Deutschland. Fast täglich vermeldet das Robert-Koch-Institut neue Rekordzahlen bei Neuinfizierten des Coronavirus. Deshalb sahen sich die 17 Regierungschefs aus Bund und Ländern zu einem „Lockdown light“ gezwungen. Hauptsächlich betroffen sind Einrichtungen im Kultur- und Freizeitbereich. Daneben soll es zu einer Verschärfung der Maskenpflicht im öffentlichen Raum kommen.
Im Bereich der köpernahen Dienstleistungen müssen ab Montag Kosmetik- und Tattoostudios schließen. Wohingegen Friseursalons geöffnet bleiben dürfen. In allen drei Branchen ist das Einhalten der Abstände kaum möglich.
Ähnlich sieht es mit der Gastronomie und dem Profisport aus. Beide Bereiche haben funktionierende Hygienekonzepte erfolgreich umgesetzt. Dennoch wird die Leistung von der Politik nicht honoriert. Immerhin sollen Gastronomen zeitnah eine Entschädigung erhalten. Diese Entschädigung soll 75 Prozent des Umsatzes aus dem November 2019 betragen.
Einige Beobachter sehen in dieser Regelung einen Verstoß gegen Artikel 12 Grundgesetz. Dieses Grundrecht schützt die freie Berufsausübung. Zumal innerhalb der Gastronomie und Hotellerie in Deutschland keinerlei Hotspots entstanden sind. Wohingegen die Religionsausübung und Gottesdienste weiterhin erlaubt sind. Obwohl sich Gotteshäuser im Gegensatz zu den schon genannten Einrichtungen oder Museen, Freizeitparks und Kinos zu echten Hotspots mit Superpreadern entwickelt hatten. Dementsprechend wird es spannend, ob die Rechtsprechung bei möglichen Prozessen der Rechtsgüterabwegung der Exekutive folgt.

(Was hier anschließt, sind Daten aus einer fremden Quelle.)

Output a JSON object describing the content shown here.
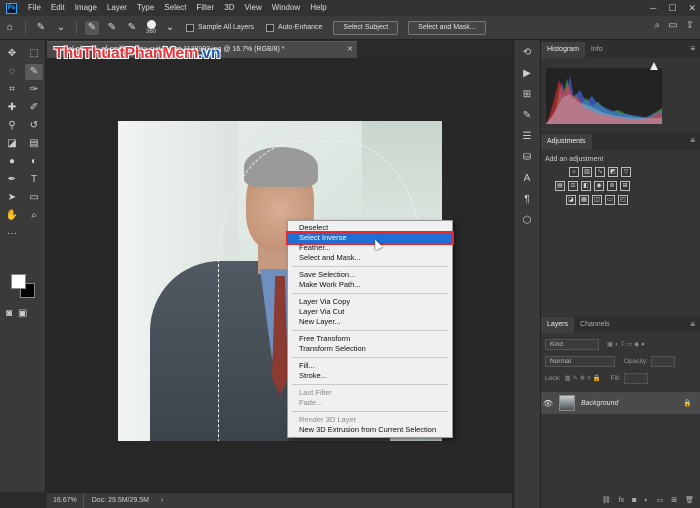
{
  "menu": [
    "File",
    "Edit",
    "Image",
    "Layer",
    "Type",
    "Select",
    "Filter",
    "3D",
    "View",
    "Window",
    "Help"
  ],
  "options": {
    "brush_size": "360",
    "sample_all_layers": "Sample All Layers",
    "auto_enhance": "Auto-Enhance",
    "select_subject": "Select Subject",
    "select_and_mask": "Select and Mask..."
  },
  "document": {
    "tab_title": "...exel-photo... of-smiling-gray-suit-jacket-1138903.jpg @ 16.7% (RGB/8) *",
    "zoom": "16.67%",
    "doc_size": "Doc: 29.5M/29.5M"
  },
  "watermark": {
    "part1": "ThuThuat",
    "part2": "PhanMem",
    "part3": ".vn"
  },
  "context_menu": {
    "groups": [
      [
        {
          "label": "Deselect"
        },
        {
          "label": "Select Inverse",
          "highlighted": true
        },
        {
          "label": "Feather..."
        },
        {
          "label": "Select and Mask..."
        }
      ],
      [
        {
          "label": "Save Selection..."
        },
        {
          "label": "Make Work Path..."
        }
      ],
      [
        {
          "label": "Layer Via Copy"
        },
        {
          "label": "Layer Via Cut"
        },
        {
          "label": "New Layer..."
        }
      ],
      [
        {
          "label": "Free Transform"
        },
        {
          "label": "Transform Selection"
        }
      ],
      [
        {
          "label": "Fill..."
        },
        {
          "label": "Stroke..."
        }
      ],
      [
        {
          "label": "Last Filter",
          "disabled": true
        },
        {
          "label": "Fade...",
          "disabled": true
        }
      ],
      [
        {
          "label": "Render 3D Layer",
          "disabled": true
        },
        {
          "label": "New 3D Extrusion from Current Selection"
        }
      ]
    ]
  },
  "panels": {
    "histogram_tab": "Histogram",
    "info_tab": "Info",
    "adjustments_title": "Adjustments",
    "add_adjustment": "Add an adjustment",
    "layers_tab": "Layers",
    "channels_tab": "Channels",
    "kind": "Kind",
    "blend_mode": "Normal",
    "opacity_label": "Opacity:",
    "lock_label": "Lock:",
    "fill_label": "Fill:",
    "layer_name": "Background"
  },
  "colors": {
    "accent": "#1f6fd6",
    "highlight_border": "#e8282f"
  }
}
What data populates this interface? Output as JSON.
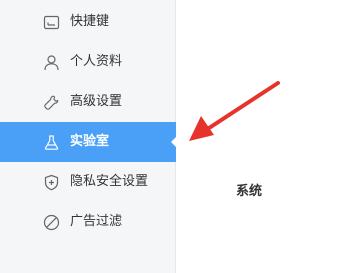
{
  "sidebar": {
    "items": [
      {
        "label": "快捷键",
        "icon": "keyboard-icon"
      },
      {
        "label": "个人资料",
        "icon": "user-icon"
      },
      {
        "label": "高级设置",
        "icon": "wrench-icon"
      },
      {
        "label": "实验室",
        "icon": "flask-icon",
        "active": true
      },
      {
        "label": "隐私安全设置",
        "icon": "shield-plus-icon"
      },
      {
        "label": "广告过滤",
        "icon": "block-icon"
      }
    ]
  },
  "main": {
    "section_label": "系统"
  },
  "colors": {
    "active_bg": "#4a9ff7",
    "sidebar_bg": "#f5f6f8",
    "annotation_arrow": "#e8332d"
  }
}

Für einige andere Menschen ist eine Erweiterung der Maskenpflicht ein politisches Ärgernis. Nur wird in kein Grundrecht im Sinne des Grundgesetzes eingegriffen. Laut renommierten Ärzten und Virologen ist das Tragen einer Mund-Nasenbedeckung in geschlossenen Räumen sinnvoll. Über Sinn in Außenbereichen wird wissenschaftlich kontrovers diskutiert. Aber mit der Maske scheint die Politik ihr Symbol und Allheilmittel im Kampf gegen den Virus gefunden zu haben. Doch mit reiner Symbolpolitik lassen sich Steuer- oder Rentenfragen beantworten, aber keine naturwissenschaftlichen Probleme wie ein Virus lösen.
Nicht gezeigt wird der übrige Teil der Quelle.